Anne McGowan, chief executive of Protecting Seniors Wealth, started with practical advice: "Keep records of suspicious activity."
She explained regulators around the world are waking up to the issue of financial abuse of the vulnerable, with new legislation in the United States and the Australian Banking Association calling for a national protective strategy.
"The focus should be on client safety and security, protecting the dignity of the client," McGowan said.
"Perpetrator tactics can begin as suggestions and escalate... Financial abuse can lead to other forms of abuse."
Adult children are the most common perpetrators of elder financial abuse but McGowan said she's aware of cases where new friends suddenly come into the life of an elderly person and take advantage of their finances, or even where neighbours slowly gain access to an elderly person's finances.
William Johns, chief executive and founder of Health & Finance Integrated, said he takes "things to the extreme" by having adaptable cars so that he can take elderly and disabled clients out of the office.
Johns pointed out that the UN Convention on the Rights of Persons with Disability protects people's freedom to make their own decisions - understanding this, he said, is one of the key ways to provide dignified financial services to a disabled client.
Dignity of risk, Johns explained, is an important concept.
"You are a supporter to the decision maker. You are supporting them to make the right choices. You are not telling them what to do," he said.

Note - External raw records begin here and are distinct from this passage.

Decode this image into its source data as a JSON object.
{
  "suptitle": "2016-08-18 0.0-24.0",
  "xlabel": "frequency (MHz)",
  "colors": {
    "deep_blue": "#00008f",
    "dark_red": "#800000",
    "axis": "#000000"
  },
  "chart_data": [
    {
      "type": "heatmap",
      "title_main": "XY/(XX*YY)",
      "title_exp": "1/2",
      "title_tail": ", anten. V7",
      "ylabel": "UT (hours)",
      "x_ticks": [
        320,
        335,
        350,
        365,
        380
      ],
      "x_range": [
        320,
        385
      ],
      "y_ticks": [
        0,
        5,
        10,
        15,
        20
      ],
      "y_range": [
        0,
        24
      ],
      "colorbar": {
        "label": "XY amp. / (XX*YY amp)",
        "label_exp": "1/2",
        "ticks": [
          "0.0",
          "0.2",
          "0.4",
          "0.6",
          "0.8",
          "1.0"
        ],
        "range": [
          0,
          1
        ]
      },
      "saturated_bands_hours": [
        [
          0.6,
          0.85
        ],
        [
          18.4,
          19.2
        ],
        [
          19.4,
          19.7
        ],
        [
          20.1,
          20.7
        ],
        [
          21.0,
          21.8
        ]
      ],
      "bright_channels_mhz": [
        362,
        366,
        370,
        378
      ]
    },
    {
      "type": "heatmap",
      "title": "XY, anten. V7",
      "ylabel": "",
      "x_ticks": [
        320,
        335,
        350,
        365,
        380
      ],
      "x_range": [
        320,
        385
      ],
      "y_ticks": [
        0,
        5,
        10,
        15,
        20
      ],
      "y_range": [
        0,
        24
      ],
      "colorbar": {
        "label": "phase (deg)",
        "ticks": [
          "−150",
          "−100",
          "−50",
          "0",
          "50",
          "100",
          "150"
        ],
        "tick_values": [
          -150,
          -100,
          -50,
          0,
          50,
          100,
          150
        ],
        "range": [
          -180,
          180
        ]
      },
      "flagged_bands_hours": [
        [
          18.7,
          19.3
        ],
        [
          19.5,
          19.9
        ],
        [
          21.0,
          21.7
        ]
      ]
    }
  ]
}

To successfully provide financial advice to a vulnerable client, Johns said having protocols in place from the outset is the most practical way to ensure both the adviser and client are protected. For example, he explained how he prefers to work with mentally ill clients. This involves including a clause in the contract that allows him to contact family members or support networks, if appropriate, to enquire about the client's mental state and welfare.
Kathy Havers, executive financial adviser at Viridian, has her practice as an adviser informed by her own experiences as her son has autism.
She shared some of her experiences with clients who are the parents of disabled children, and noted that often advisers will be dealing with single parents.
"Unfortunately, the statistics are that when you've got a child with disabilities the parents are more likely to split up," she explained.
Havers said the main concern parents have when they have a disabled child is their own mortality - how the child will cope and be cared for in the future.
"Have empathy and really listen. Educate yourself, make sure you qualify to provide the advice and if you don't then refer the client on," she said.
"If you believe there's any potential for abuse you should speak to your licensee very quickly."